Ana içeriğe atla

KİTAP ÖNERİSİ | Ocak Ayı (Yarıyıl Özel Tavsiyesi)

ŞU HORTUMLU DÜNYA'DA FİL YALNIZ BİR HAYVANDIR


Yarıyıl tatili gelmişken sizlere bir "okuma kitabı" tavsiyesi yapmak mantıklı geldi içimden.
Bu 15 günü hep beraber güzel değerlendirmeliyiz. Ve bu gün paylaşacağım kitabı büyük ihtimalle 1 gün içinde bitireceksiniz. Bu kitapla benim sayemde tanışırsanız ben mutlu olurum. E zaten tanıştıysanız benim blog'umu okuduğunuz için gurur duyarım.

Hani bazı sıkıcı ve sıkıntılı zamanlarda ilaç gibi karşımıza çıkan kitaplar vardır ya. Bu kitap fazlasıyla ilaç gibi. Ahmet Şerif İzgören'in tüm kitapları gibi akıcı, samimi ve yalın bir anlatıma sahip olan kitap, sadelikle ülke üzerine çok güzel eleştiriler yapıyor.

Peki neden ismi bir garip? diye sorar olduğunuzu duyar gibiyim. Ahmet Şerif İzgören ve bir arkadaşı bir gün ingilizce sınavına girerler. Orada karşılarına "the elephant is only animal this world with a trunk (Fil Dünya'da hortumu olan tek hayvandır)" cümlesi çıkar. Ve bir çeviri hatasıyla arkadaşı bu cümleyi "Şu hortumlu Dünya'da fil yalnız bir hayvandır" olarak çevirir. Ahmet Şerif İzgören'in çok hoşuna gitmiş olacak ki yıllar sonra yazdığı kitaba bu ismi vermiş.

Size aslında benim bu kitapla tanışmamdan ve bende bıraktığı etkilerden bahsetmek istiyorum...

Lise ikinci sınıfa giderken moralimin bozuk olduğu bir gün derse girmekten vazgeçtim. En sevdiğim yerlerden birine gitmek geldi içimden "kütüphaneye". Kütüphaneye girdim tam oturuyorum. Sağ tarafımda bir şey farkettim, merakla dönüp baktığımda bu kitabı gördüm. Yerden alıp masaya koydum. Fakat içimde ona bir göz atmama dair bir his oluştu. Açıp ilk sayfasını okuduğumda geri dönülemez ve bırakmak istemediğim bir yola girdim. Sonra okuldan çıkıp deniz kenarına gittim. Martı sesleri altında bu kitabı okumanın bana verdiği keyfi çok az şey vermiştir bana. Hatta bu kitap benim "baş ucu" kitabımdır.

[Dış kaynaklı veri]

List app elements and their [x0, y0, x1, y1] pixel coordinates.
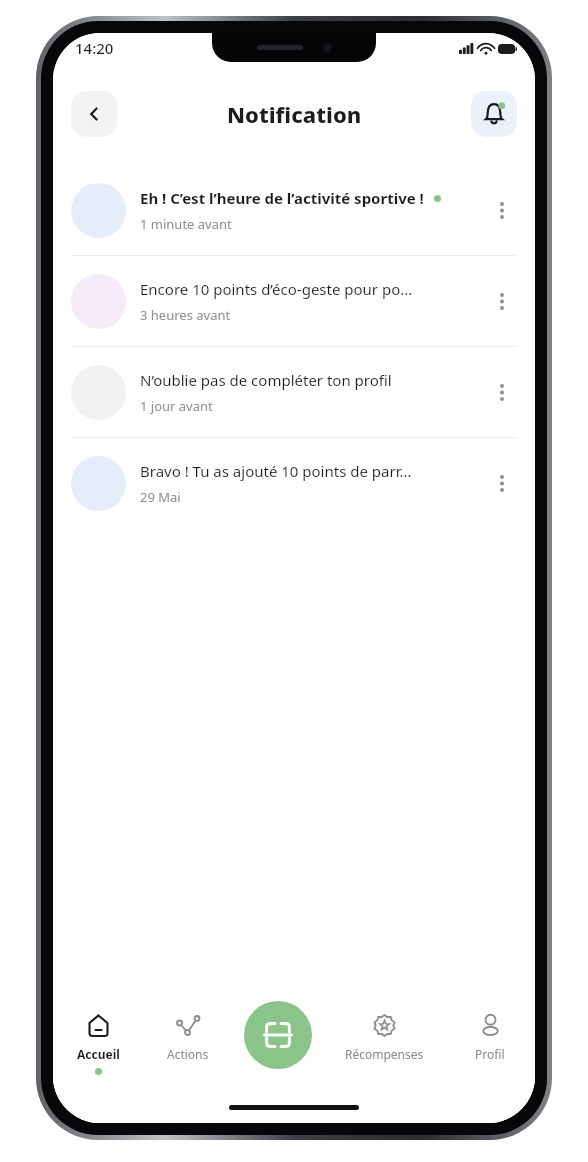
staticText: 29 Mai	[140, 488, 181, 506]
button[interactable]: Scan	[244, 1001, 312, 1069]
button[interactable]: More options	[487, 468, 517, 498]
button[interactable]: Encore 10 points d’éco-geste pour po...	[53, 256, 535, 346]
staticText: Notification	[227, 99, 362, 129]
button[interactable]: Notifications	[471, 91, 517, 137]
staticText: N’oublie pas de compléter ton profil	[140, 370, 392, 390]
staticText: 1 minute avant	[140, 215, 232, 233]
button[interactable]: More options	[487, 286, 517, 316]
button[interactable]: More options	[487, 195, 517, 225]
button[interactable]: Profil	[445, 997, 535, 1062]
button[interactable]: Récompenses	[323, 997, 445, 1062]
button[interactable]: Actions	[143, 997, 233, 1062]
button[interactable]: N’oublie pas de compléter ton profil	[53, 347, 535, 437]
button[interactable]: Back	[71, 91, 117, 137]
staticText: Bravo ! Tu as ajouté 10 points de parr..…	[140, 461, 412, 481]
staticText: Encore 10 points d’éco-geste pour po...	[140, 279, 413, 299]
staticText: 14:20	[75, 38, 114, 58]
staticText: Profil	[475, 1046, 505, 1062]
staticText: Eh ! C’est l’heure de l’activité sportiv…	[140, 188, 424, 208]
button[interactable]: Eh ! C’est l’heure de l’activité sportiv…	[53, 165, 535, 255]
button[interactable]: More options	[487, 377, 517, 407]
staticText: 3 heures avant	[140, 306, 231, 324]
staticText: Accueil	[77, 1046, 120, 1062]
staticText: Actions	[167, 1046, 209, 1062]
button[interactable]: Accueil	[53, 997, 143, 1075]
staticText: Récompenses	[345, 1046, 424, 1062]
button[interactable]: Bravo ! Tu as ajouté 10 points de parr..…	[53, 438, 535, 528]
staticText: 1 jour avant	[140, 397, 213, 415]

Bu kitabı öyle severdim ki okumak için şehir dışından 10 km uzakta bir yere gider okurdum. Bu samimi yazımın yanına ciddi bir fotoğraf bırakmak istemezdim ama affedin güzel okuyucular.

Öncelikle bu kitabı bence lise öğrencileri okumalı. Çünkü lise hayatı insan için çok önemlidir. Gerçek anlamda insanın fikirlerinin oluştuğu zaman dilimi lisedir. Benim fikirlerimin büyük kısmı Montaigne temellidir. Ama onun kadar başka birinin katkısı varsa ya J.J. Rousseau ya da Ahmet Şerif İzgörendir. 

Kitabın dili o kadar güzel ki herkes okuyabilir. Kitap o kadar değerli ki her genç öğrenciye okutulmalı. Bundan sonra siz istedikçe size "okuma kitapları" tavsiyeleri yapacağım. Ama sadece kendi okuduğum kitapları anlatacağım. Sadece kişisel kitapları olmayacak burada. Fikir kitaplarından da bahsedeceğim, masal kitaplarından da mizah dergilerinden de.